Pausing Autoscaling in KEDA

KEDA allows you to pause autoscaling of workloads temporarily, which is useful for:

  • Cluster maintenance.
  • Avoiding resource starvation by scaling down non-critical workloads.

Procedure

Immediate Pause with Current Replicas

Add the following annotation to your ScaledObject definition to pause scaling without changing the current replica count:

metadata:
  annotations:
    autoscaling.keda.sh/paused: "true"

Pause After Scaling to a Specific Replica Count

Use this annotation to scale the workload to a specific number of replicas and then pause:

metadata:
  annotations:
    autoscaling.keda.sh/paused-replicas: "<number>"

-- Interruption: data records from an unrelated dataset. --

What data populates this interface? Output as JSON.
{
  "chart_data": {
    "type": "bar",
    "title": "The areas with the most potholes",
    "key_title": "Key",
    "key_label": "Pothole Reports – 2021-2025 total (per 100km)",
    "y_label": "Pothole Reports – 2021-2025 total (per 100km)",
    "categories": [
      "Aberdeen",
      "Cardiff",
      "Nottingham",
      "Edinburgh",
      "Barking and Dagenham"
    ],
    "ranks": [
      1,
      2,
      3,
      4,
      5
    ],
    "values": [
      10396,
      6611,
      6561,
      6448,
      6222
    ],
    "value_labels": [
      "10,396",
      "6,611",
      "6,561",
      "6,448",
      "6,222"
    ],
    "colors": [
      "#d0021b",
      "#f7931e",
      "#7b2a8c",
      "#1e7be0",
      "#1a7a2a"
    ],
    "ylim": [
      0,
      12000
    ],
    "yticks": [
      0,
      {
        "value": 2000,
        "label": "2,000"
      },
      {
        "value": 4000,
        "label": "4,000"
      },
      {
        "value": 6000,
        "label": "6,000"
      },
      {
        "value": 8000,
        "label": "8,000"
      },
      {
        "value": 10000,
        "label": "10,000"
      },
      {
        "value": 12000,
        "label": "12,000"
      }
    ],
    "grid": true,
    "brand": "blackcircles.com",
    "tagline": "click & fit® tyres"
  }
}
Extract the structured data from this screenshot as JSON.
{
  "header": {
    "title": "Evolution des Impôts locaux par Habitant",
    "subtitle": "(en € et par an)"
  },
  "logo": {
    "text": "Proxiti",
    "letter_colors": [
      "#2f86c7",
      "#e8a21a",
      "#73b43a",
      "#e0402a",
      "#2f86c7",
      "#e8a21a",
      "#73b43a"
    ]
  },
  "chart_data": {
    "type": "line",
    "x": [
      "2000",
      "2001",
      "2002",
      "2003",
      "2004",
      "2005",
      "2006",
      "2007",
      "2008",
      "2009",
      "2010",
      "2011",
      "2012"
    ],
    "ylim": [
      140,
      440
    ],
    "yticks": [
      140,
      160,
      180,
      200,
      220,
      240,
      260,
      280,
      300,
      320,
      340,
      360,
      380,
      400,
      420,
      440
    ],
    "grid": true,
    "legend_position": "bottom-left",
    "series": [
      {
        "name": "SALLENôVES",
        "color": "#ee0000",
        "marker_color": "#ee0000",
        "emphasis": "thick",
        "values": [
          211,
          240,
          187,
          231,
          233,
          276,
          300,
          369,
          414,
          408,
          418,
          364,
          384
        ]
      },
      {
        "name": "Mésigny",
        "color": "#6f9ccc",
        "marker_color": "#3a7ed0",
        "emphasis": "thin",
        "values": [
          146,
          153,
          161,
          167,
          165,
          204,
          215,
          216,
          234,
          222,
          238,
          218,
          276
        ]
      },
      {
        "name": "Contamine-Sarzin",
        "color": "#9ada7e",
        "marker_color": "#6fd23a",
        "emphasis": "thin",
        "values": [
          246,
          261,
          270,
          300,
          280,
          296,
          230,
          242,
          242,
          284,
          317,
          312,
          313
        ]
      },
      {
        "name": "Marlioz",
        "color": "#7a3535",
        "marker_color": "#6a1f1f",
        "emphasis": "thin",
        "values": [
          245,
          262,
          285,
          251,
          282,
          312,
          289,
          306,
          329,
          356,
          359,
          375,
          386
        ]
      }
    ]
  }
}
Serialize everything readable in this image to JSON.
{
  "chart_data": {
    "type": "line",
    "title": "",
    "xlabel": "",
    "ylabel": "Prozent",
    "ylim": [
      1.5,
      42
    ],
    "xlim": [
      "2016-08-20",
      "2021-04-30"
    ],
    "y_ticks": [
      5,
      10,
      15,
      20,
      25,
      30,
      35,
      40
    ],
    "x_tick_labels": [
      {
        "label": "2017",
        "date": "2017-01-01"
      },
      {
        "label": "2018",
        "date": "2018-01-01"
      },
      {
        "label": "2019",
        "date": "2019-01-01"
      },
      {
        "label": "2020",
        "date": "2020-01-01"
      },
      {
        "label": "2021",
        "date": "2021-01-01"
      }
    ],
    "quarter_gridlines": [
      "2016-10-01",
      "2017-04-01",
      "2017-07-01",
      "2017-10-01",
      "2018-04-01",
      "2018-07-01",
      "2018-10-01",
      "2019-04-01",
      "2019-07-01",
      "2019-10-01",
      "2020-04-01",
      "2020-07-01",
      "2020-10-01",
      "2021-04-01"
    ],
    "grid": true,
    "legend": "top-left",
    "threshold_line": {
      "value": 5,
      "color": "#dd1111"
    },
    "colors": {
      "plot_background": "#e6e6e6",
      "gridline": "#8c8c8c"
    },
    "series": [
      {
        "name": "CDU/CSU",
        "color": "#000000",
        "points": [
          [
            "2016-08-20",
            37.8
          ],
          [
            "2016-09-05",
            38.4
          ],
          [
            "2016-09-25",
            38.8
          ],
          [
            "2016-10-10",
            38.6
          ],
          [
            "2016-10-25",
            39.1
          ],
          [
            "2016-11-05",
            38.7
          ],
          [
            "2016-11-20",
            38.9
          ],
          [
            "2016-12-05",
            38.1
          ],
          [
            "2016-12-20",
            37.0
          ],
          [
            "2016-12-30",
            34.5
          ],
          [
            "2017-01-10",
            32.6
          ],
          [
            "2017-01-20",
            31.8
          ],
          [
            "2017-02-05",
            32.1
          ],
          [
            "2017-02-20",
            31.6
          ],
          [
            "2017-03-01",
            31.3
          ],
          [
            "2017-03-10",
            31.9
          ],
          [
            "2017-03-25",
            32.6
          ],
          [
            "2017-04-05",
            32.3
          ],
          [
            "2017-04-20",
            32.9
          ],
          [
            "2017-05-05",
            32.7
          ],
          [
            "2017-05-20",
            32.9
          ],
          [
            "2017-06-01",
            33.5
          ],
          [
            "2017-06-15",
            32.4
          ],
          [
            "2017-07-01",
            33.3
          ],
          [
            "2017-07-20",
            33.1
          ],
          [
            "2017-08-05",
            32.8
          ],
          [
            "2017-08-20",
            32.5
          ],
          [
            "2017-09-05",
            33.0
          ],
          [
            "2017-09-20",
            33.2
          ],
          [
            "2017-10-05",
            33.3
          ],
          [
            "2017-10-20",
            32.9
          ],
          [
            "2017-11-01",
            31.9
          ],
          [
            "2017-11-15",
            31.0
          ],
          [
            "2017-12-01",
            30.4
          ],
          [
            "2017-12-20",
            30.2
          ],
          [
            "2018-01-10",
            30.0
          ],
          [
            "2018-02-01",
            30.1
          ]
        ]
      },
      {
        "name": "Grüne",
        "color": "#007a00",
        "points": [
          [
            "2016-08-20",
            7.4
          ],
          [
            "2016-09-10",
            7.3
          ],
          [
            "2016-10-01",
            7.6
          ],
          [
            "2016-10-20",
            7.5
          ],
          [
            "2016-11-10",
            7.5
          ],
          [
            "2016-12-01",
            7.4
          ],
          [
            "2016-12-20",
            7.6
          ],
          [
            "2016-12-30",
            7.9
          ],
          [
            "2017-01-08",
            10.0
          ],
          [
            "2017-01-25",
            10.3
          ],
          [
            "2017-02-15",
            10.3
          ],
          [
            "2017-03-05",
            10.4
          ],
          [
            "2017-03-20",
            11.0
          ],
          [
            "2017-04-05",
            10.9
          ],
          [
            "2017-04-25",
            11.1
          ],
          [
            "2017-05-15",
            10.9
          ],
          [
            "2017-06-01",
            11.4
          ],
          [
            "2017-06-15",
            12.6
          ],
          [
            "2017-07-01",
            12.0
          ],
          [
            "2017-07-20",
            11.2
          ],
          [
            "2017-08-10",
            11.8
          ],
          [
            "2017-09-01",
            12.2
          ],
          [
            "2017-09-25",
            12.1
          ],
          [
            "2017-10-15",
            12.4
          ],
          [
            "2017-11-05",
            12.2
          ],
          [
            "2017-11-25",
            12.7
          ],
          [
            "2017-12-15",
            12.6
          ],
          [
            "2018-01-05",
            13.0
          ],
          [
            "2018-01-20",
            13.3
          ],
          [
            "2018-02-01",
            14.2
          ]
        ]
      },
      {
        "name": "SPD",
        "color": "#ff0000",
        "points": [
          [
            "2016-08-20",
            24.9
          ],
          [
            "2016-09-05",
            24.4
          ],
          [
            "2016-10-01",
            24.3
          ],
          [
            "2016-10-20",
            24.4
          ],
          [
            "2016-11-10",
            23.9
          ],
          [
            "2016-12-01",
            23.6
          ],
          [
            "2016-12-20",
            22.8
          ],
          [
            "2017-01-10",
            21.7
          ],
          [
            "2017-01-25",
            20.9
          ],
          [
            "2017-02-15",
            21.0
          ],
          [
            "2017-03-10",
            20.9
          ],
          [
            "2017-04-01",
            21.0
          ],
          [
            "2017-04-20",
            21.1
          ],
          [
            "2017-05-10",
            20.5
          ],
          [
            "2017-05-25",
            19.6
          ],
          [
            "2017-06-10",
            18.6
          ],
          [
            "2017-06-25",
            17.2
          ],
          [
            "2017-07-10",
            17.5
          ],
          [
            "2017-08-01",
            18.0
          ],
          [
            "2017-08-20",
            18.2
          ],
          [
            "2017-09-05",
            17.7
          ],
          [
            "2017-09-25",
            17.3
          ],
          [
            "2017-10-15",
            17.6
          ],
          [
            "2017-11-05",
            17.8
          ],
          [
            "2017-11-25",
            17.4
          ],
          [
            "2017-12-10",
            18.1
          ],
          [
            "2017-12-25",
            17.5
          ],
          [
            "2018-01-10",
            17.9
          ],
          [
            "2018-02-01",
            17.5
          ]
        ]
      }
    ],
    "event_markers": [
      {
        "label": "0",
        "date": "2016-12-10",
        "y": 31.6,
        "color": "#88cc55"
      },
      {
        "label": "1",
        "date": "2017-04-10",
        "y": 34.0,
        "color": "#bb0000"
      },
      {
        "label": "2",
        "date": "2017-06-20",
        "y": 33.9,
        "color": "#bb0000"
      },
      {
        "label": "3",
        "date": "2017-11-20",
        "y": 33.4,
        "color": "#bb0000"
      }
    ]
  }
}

Behavior When Both Annotations are Set

If both paused and paused-replicas are specified:

  • KEDA scales the workload to the value defined in paused-replicas.
  • Autoscaling is paused afterward.

Unpausing Autoscaling

To resume autoscaling:

  • Remove both paused and paused-replicas annotations from the ScaledObject.
  • If only paused: "true" was used, set it to false:
    metadata:
      annotations:
        autoscaling.keda.sh/paused: "false"

Scaling to Zero

Example ScaledObject Configuration:

apiVersion: keda.sh/v1alpha1
kind: ScaledObject
metadata:
  name: example-scaledobject
  namespace: <your-namespace>
  annotations:
    autoscaling.keda.sh/paused-replicas: "0"  # Scale to 0 replicas and pause

Verification

To verify that the ScaledObject has scaled to zero, you can check the number of replicas of the target deployment:

kubectl get deployment <your-deployment> -n <your-namespace>

Or you can check the number of pods in the target deployment:

kubectl get pods -n <your-namespace> -l <your-deployment-label-key>=<your-deployment-label-value>

The number of pods should be zero, indicating that the deployment has scaled to zero.